A transport pilot once cut me out of the landing pattern by calling minimum fuel, receiving a priority clearance to land immediately. I had a full ten minutes of JP-4 in my main fuselage tank, so didn’t mind giving way to the big airplane that needed to land so quickly. A week later I learned that the minimum fuel level set for that transport was thirty minutes of flying time; my engine could have flamed out three times over in the minutes before his fuel would have been really critical.
I respect the fact that my airplane burns fuel and that each flight ends without a great deal of fuel remaining, but it is a point of pride that I do this every day and that when I become concerned with the amount of fuel in my tanks, it is something that deserves concern.
It is a little, more than a little, like playing hooky from life, this airplane-flying business. I fly over the cities of France and Germany at ten o’clock in the morning and think of all the people down there who are working for a living while I pull my contrail free and effortlessly above them. It makes me feel guilty. I fly at 30,000 feet, doing what I enjoy doing more than anything else in all the world, and they are down there in the heat and probably not feeling godlike at all. That is their way.
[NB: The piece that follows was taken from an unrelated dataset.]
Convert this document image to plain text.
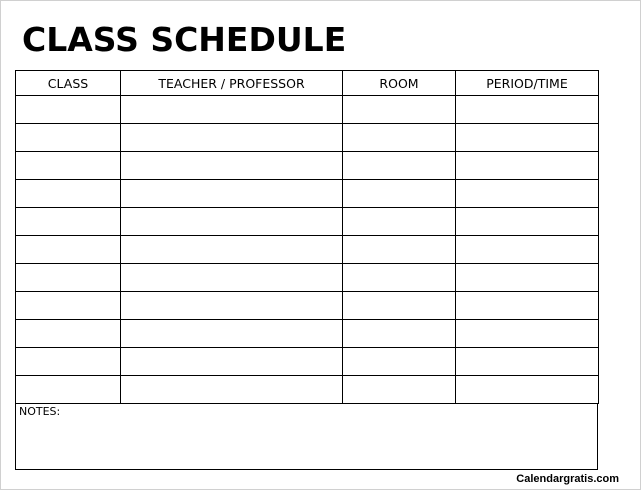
CLASS SCHEDULE
CLASS	TEACHER / PROFESSOR	ROOM	PERIOD/TIME

NOTES:
Calendargratis.com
They could all have been fighter pilots if they had wished.
My neighbors in the United States used to look upon me a little condescendingly, waiting for me to grow out of the joy of flying airplanes, waiting for me to see the light and come to my senses and be practical and settle down and leave the Air Guard and spend my weekends at home. It has been difficult for them to believe that I will be flying so long as the Guard needs men in its airplanes, so long as there is an Air Force across the ocean that is training for war. So long as I think that my country is a pretty good place to live and should have the chance to go on being a pretty good place.
The cockpits of the little silver dots in front of the long white contrails are not manned only by the young and impractical. There is many an old fighter pilot still there; pilots who flew the Jugs and Mustangs and Spitfires and Messerschmitts of a long-ago war. Even the Sabre pilots and the Hog pilots of Korea are well-enough experienced to be called “old pilots,” and they are the flight commanders and the squadron commanders of the operational American squadrons in Europe today. But the percentage changes a little every day, and for the most part the line pilots of NATO fighter squadrons have not been personally involved in a hot war.
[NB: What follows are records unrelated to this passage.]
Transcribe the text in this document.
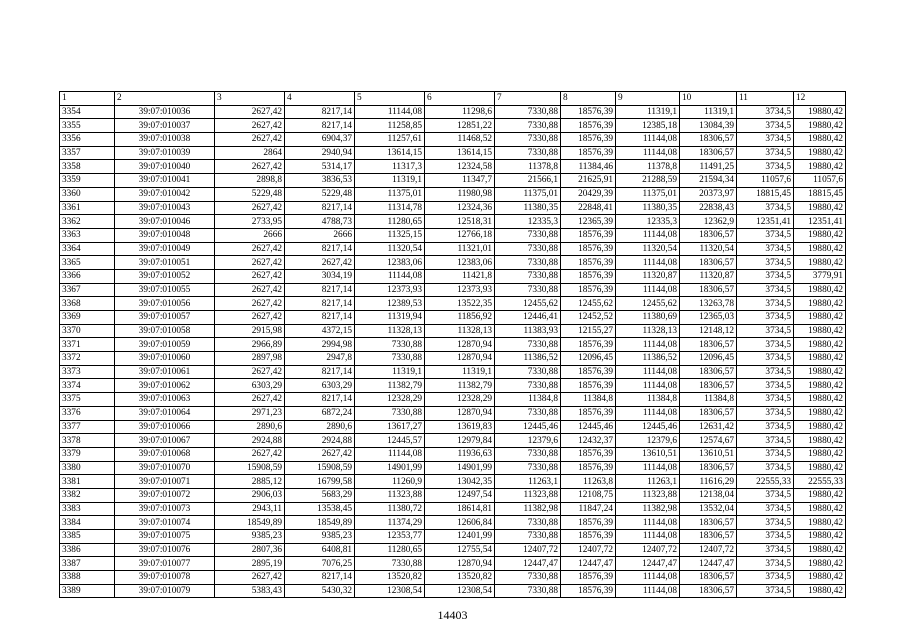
1	2	3	4	5	6	7	8	9	10	11	12
3354	39:07:010036	2627,42	8217,14	11144,08	11298,6	7330,88	18576,39	11319,1	11319,1	3734,5	19880,42
3355	39:07:010037	2627,42	8217,14	11258,85	12851,22	7330,88	18576,39	12385,18	13084,39	3734,5	19880,42
3356	39:07:010038	2627,42	6904,37	11257,61	11468,52	7330,88	18576,39	11144,08	18306,57	3734,5	19880,42
3357	39:07:010039	2864	2940,94	13614,15	13614,15	7330,88	18576,39	11144,08	18306,57	3734,5	19880,42
3358	39:07:010040	2627,42	5314,17	11317,3	12324,58	11378,8	11384,46	11378,8	11491,25	3734,5	19880,42
3359	39:07:010041	2898,8	3836,53	11319,1	11347,7	21566,1	21625,91	21288,59	21594,34	11057,6	11057,6
3360	39:07:010042	5229,48	5229,48	11375,01	11980,98	11375,01	20429,39	11375,01	20373,97	18815,45	18815,45
3361	39:07:010043	2627,42	8217,14	11314,78	12324,36	11380,35	22848,41	11380,35	22838,43	3734,5	19880,42
3362	39:07:010046	2733,95	4788,73	11280,65	12518,31	12335,3	12365,39	12335,3	12362,9	12351,41	12351,41
3363	39:07:010048	2666	2666	11325,15	12766,18	7330,88	18576,39	11144,08	18306,57	3734,5	19880,42
3364	39:07:010049	2627,42	8217,14	11320,54	11321,01	7330,88	18576,39	11320,54	11320,54	3734,5	19880,42
3365	39:07:010051	2627,42	2627,42	12383,06	12383,06	7330,88	18576,39	11144,08	18306,57	3734,5	19880,42
3366	39:07:010052	2627,42	3034,19	11144,08	11421,8	7330,88	18576,39	11320,87	11320,87	3734,5	3779,91
3367	39:07:010055	2627,42	8217,14	12373,93	12373,93	7330,88	18576,39	11144,08	18306,57	3734,5	19880,42
3368	39:07:010056	2627,42	8217,14	12389,53	13522,35	12455,62	12455,62	12455,62	13263,78	3734,5	19880,42
3369	39:07:010057	2627,42	8217,14	11319,94	11856,92	12446,41	12452,52	11380,69	12365,03	3734,5	19880,42
3370	39:07:010058	2915,98	4372,15	11328,13	11328,13	11383,93	12155,27	11328,13	12148,12	3734,5	19880,42
3371	39:07:010059	2966,89	2994,98	7330,88	12870,94	7330,88	18576,39	11144,08	18306,57	3734,5	19880,42
3372	39:07:010060	2897,98	2947,8	7330,88	12870,94	11386,52	12096,45	11386,52	12096,45	3734,5	19880,42
3373	39:07:010061	2627,42	8217,14	11319,1	11319,1	7330,88	18576,39	11144,08	18306,57	3734,5	19880,42
3374	39:07:010062	6303,29	6303,29	11382,79	11382,79	7330,88	18576,39	11144,08	18306,57	3734,5	19880,42
3375	39:07:010063	2627,42	8217,14	12328,29	12328,29	11384,8	11384,8	11384,8	11384,8	3734,5	19880,42
3376	39:07:010064	2971,23	6872,24	7330,88	12870,94	7330,88	18576,39	11144,08	18306,57	3734,5	19880,42
3377	39:07:010066	2890,6	2890,6	13617,27	13619,83	12445,46	12445,46	12445,46	12631,42	3734,5	19880,42
3378	39:07:010067	2924,88	2924,88	12445,57	12979,84	12379,6	12432,37	12379,6	12574,67	3734,5	19880,42
3379	39:07:010068	2627,42	2627,42	11144,08	11936,63	7330,88	18576,39	13610,51	13610,51	3734,5	19880,42
3380	39:07:010070	15908,59	15908,59	14901,99	14901,99	7330,88	18576,39	11144,08	18306,57	3734,5	19880,42
3381	39:07:010071	2885,12	16799,58	11260,9	13042,35	11263,1	11263,8	11263,1	11616,29	22555,33	22555,33
3382	39:07:010072	2906,03	5683,29	11323,88	12497,54	11323,88	12108,75	11323,88	12138,04	3734,5	19880,42
3383	39:07:010073	2943,11	13538,45	11380,72	18614,81	11382,98	11847,24	11382,98	13532,04	3734,5	19880,42
3384	39:07:010074	18549,89	18549,89	11374,29	12606,84	7330,88	18576,39	11144,08	18306,57	3734,5	19880,42
3385	39:07:010075	9385,23	9385,23	12353,77	12401,99	7330,88	18576,39	11144,08	18306,57	3734,5	19880,42
3386	39:07:010076	2807,36	6408,81	11280,65	12755,54	12407,72	12407,72	12407,72	12407,72	3734,5	19880,42
3387	39:07:010077	2895,19	7076,25	7330,88	12870,94	12447,47	12447,47	12447,47	12447,47	3734,5	19880,42
3388	39:07:010078	2627,42	8217,14	13520,82	13520,82	7330,88	18576,39	11144,08	18306,57	3734,5	19880,42
3389	39:07:010079	5383,43	5430,32	12308,54	12308,54	7330,88	18576,39	11144,08	18306,57	3734,5	19880,42
14403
There is a subtle feeling that this is not good; that the front-line pilots are not as experienced as they should be. But the only difference that exists is that the pilots since Korea do not wear combat ribbons on their dress uniforms. Instead of firing on convoys filled with enemy troops, they fire on dummy convoys or make mock firing passes on NATO convoys in war games a few miles from the barbed-wire fence between East and West. And they spend hours on the gunnery ranges.
Our range is a small gathering of trees and grass and dust in the north of France, and in that gathering are set eight panels of canvas, each painted with a large black circle and set upright on a square frame. The panels stand in the sun and they wait.
I am one of the four fighter airplanes called Ricochet flight, and we come across the range on a spacing pass in close formation, echelon left. We fly a hundred feet above the dry earth, and each of the pilots of Ricochet flight is concentrating. Richochet Lead is concentrating on making this last turn smoothly, on holding his airspeed at 365 knots, on climbing a little to keep from scraping Ricochet Four into the next hill, on judging the point where he will break up and away from the other airplanes to establish a gunnery pattern for them to follow.
Ricochet Two is concentrating on flying as smoothly as he can, to give Three and Four the least amount of difficulty in flying their formation.
Ricochet Three flies watching only Lead and Two, intent on flying smoothly smoothly so that Four can stay in close to fly his position well.